Thats a lot of Barrels.
Work has been going well since vintage ended and some of the other casuels have gone their seperate ways, not saying I dont miss them, but work has calmed down even a notch more. If I have learned anything in the last week, its that "wine is not made only durring vintage". yes we turn grapes into an alcoholic drink we call wine durring vintage, but there are so many other things that go into making a finished wine a finished wine. Working outside of harvest like I am now, you see those things in practice. I'm not going to elaborate on what I have learned, but trust that it has to do with wine. The one part about being out of vintage (more out of the busy workload of vintage) is the ability to taste so many of our wines. Many of them are finishing malolactic fermentation (if they are destined to do so) and are getting tasted and graded for final blends. I get to taste a lot of what the winemakers are tasting, which is very important for me to learn/practice as a wannabe winemaker. I got to participate in a comparative tasting of 12 or so wines all in the same style and same pricepoint but from different producers (including our own) to see how ours stacks up. these are done blind then at the end we compare notes on each wine and reveal which was which.
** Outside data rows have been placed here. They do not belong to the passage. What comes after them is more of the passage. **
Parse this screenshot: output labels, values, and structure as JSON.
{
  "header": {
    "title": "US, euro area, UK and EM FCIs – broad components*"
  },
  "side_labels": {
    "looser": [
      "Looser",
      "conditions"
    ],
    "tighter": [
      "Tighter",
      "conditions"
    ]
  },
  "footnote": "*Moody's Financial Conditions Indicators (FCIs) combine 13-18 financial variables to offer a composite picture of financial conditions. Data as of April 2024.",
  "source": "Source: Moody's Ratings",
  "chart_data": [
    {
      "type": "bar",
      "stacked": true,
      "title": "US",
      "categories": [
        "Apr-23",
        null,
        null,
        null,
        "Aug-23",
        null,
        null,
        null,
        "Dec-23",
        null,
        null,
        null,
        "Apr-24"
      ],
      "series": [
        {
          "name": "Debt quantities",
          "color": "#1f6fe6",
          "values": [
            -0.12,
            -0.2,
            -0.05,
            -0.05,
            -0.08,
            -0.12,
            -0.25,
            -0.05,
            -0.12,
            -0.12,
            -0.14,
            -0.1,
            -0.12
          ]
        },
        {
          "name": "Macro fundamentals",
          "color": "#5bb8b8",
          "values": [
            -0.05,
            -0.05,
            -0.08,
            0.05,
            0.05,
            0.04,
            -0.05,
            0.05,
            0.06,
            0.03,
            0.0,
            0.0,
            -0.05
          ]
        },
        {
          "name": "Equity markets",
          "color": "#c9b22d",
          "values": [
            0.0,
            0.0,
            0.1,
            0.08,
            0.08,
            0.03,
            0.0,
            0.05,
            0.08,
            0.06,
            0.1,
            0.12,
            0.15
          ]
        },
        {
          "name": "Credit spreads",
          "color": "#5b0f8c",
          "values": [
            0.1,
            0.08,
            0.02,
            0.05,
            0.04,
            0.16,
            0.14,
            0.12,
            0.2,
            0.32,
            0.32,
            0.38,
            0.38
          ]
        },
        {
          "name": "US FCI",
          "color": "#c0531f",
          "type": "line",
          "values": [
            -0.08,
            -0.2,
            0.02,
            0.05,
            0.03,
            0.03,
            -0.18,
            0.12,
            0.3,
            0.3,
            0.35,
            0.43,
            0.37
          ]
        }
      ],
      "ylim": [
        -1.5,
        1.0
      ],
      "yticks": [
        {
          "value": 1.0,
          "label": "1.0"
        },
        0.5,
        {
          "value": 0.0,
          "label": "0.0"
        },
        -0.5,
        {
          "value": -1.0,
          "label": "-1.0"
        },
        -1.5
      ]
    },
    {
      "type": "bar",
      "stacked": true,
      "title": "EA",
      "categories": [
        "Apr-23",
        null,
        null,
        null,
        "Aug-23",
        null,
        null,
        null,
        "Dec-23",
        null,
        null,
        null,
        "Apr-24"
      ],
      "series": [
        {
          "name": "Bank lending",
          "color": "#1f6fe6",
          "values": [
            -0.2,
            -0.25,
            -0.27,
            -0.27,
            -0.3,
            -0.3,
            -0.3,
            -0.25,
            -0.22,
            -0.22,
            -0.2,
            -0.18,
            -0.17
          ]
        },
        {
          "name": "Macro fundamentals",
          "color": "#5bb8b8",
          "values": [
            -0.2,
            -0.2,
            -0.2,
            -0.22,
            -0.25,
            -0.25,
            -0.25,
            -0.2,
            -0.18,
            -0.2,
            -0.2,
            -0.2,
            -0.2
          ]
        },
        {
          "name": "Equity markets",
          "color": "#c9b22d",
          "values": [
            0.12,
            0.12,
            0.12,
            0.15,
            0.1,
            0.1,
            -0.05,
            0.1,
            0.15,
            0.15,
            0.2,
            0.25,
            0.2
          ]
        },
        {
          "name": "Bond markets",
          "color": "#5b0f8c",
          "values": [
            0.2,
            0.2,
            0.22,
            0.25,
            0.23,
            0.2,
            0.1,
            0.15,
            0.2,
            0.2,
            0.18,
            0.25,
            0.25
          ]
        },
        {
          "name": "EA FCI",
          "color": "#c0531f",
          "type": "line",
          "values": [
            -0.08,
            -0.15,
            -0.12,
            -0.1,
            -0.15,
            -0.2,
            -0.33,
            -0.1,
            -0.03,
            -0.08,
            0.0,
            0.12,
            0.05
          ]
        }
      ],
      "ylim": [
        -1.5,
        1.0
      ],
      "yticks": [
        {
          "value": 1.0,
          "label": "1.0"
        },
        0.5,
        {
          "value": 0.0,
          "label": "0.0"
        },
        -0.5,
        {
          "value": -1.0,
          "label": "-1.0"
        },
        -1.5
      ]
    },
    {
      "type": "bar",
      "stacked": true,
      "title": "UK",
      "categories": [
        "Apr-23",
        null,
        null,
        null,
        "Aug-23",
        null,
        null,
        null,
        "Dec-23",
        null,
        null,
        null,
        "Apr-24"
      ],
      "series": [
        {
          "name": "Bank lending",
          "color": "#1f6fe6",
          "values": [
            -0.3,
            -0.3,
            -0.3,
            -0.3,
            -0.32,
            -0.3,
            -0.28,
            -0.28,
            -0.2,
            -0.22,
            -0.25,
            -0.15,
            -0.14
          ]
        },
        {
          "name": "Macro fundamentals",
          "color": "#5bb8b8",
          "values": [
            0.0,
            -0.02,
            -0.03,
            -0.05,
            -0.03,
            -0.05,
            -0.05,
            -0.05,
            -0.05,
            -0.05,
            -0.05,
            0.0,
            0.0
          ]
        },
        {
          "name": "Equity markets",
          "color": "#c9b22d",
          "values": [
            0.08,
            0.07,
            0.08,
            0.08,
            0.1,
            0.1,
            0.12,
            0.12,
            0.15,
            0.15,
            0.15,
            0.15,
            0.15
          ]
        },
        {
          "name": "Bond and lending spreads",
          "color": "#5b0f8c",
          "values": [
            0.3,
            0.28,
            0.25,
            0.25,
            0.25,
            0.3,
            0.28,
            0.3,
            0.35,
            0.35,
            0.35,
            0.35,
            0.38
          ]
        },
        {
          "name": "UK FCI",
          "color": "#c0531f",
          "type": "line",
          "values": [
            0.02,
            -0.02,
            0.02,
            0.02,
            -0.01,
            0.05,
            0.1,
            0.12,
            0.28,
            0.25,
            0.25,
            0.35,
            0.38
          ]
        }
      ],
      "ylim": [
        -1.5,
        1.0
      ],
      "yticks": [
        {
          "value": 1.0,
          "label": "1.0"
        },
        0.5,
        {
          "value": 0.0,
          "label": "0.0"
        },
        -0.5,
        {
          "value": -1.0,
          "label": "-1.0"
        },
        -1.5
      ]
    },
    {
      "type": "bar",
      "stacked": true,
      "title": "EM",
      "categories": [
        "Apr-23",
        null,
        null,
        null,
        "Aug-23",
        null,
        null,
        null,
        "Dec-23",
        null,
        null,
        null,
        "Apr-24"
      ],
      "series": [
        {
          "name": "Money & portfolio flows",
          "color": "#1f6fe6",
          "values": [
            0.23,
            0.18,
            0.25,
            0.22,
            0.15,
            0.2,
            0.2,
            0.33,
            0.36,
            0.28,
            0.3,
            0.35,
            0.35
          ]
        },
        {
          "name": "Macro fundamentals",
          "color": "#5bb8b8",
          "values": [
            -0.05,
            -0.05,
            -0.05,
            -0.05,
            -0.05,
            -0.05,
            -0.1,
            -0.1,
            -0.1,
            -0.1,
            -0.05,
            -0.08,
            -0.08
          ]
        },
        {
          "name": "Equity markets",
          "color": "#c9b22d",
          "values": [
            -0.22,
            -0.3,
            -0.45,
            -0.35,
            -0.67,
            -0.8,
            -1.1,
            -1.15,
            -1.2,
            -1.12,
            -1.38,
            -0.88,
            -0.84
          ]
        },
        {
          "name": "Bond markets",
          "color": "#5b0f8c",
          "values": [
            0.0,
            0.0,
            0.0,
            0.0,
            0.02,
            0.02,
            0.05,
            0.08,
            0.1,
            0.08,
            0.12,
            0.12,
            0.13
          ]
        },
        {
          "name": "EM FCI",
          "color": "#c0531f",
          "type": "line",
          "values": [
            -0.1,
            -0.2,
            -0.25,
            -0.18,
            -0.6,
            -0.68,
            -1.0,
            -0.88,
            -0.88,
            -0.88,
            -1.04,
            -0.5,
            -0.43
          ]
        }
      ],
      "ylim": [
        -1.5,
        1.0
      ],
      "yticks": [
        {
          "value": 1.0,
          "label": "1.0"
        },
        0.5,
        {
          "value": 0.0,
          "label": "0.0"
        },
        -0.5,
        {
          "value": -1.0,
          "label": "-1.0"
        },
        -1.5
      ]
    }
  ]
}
Only through lots of practice will you develope a palate to be able to pick up on certain aspects of the wine. I'm trying to get lots and lots of practice. Over the next month i'll be able to taste many of the blends that the winemakers come up with and the why's and why nots of the blending peices. Thats pretty much all for now. The two things on my agenda are starting up graduate school research and applications to various winemaking schools and post Barossa travel plans. Matt and I are going to sit down tomorrow and book a few things. I know it will consist of Tasmania, Brisbane, Byron Bay, and Sydney. Again, we plan little but execute perfectly.